Quella di Manfredini è dunque un'opera che pone in risalto la marginalità, la periferia umana, e la sua dannazione (da qui l'attrazione per Genet): omosessuali, folli e stranieri assurgono a simbolo di un destino che è, essenzialmente, solitudine e dolore. Eppure, in confronto alla sfacciatagine di una contemporaneità che ha fatto della più patinata superficie la propria cifra, quanto risultano veri i relitti dell'esistenza! Se attraversiamo il centro di una metropoli, non pare, oggi, di camminare nel corridoio di un aeroporto o fra gli scaffali di un supermercato, dove tutto è omologato, "intaccato" e massificato? Non sono meno corrotti i vicoli che si preferisce evitare, i clochards, i sans papier, i sociopatici e gli esuli?
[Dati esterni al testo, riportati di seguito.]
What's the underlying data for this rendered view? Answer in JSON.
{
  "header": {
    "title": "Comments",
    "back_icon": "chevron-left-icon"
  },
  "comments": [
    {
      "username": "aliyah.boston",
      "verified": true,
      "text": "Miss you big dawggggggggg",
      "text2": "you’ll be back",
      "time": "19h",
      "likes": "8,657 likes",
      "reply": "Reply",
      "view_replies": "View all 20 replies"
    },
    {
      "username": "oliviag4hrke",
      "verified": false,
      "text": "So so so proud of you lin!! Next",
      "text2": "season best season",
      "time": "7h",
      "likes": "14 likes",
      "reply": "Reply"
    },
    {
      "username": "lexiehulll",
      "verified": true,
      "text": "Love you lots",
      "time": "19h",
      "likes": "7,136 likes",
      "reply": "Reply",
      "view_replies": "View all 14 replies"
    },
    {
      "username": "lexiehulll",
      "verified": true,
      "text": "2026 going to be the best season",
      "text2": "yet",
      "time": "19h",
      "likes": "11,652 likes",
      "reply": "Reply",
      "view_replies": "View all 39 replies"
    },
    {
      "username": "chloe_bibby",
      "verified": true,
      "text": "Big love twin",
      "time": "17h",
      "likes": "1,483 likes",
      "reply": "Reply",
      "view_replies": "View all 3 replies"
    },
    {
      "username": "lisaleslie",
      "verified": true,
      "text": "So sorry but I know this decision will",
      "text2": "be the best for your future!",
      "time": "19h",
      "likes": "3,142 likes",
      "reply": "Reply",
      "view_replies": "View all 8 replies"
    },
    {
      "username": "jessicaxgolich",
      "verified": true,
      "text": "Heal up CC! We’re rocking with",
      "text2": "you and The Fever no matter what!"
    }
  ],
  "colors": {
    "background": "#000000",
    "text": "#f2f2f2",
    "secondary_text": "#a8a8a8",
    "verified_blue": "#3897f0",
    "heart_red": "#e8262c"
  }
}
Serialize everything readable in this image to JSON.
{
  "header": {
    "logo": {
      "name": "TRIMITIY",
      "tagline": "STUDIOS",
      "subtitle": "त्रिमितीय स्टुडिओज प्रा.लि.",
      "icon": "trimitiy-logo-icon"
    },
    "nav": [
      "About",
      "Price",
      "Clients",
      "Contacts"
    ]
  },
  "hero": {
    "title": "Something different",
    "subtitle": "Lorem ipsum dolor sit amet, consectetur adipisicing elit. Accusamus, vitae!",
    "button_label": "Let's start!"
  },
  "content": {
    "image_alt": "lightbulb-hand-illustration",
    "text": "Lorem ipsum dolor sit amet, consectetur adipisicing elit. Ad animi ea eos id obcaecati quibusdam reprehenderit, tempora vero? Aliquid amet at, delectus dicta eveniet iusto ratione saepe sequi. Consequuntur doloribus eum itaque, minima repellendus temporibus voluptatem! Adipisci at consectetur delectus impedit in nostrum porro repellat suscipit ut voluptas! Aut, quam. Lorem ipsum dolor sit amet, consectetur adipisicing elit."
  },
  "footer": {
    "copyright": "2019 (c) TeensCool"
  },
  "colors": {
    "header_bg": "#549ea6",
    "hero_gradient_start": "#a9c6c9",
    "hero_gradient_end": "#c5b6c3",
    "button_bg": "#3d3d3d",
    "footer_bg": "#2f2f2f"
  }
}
In questo senso, chi sostiene che la pagina di Jean Genet sia, oggigiorno, superata o legata a un passato per noi oggi senza risonanze, si sbaglia di grosso. E il teatro di Manfredini ne è la prova: in un'epoca sfrontata, che vede erigere nuovi muri, respingere nuovi negri e puntare il dito contro minoranze delegittimate, le problematiche in essa contenute sono più che mai brucianti. Poiché un certo tipo di umanità non ha mai cessato di esistere e le manifestazioni che ne immortalano l'essenza rappresentano qualcosa di ben più grande di una mitologia dell'abiezione.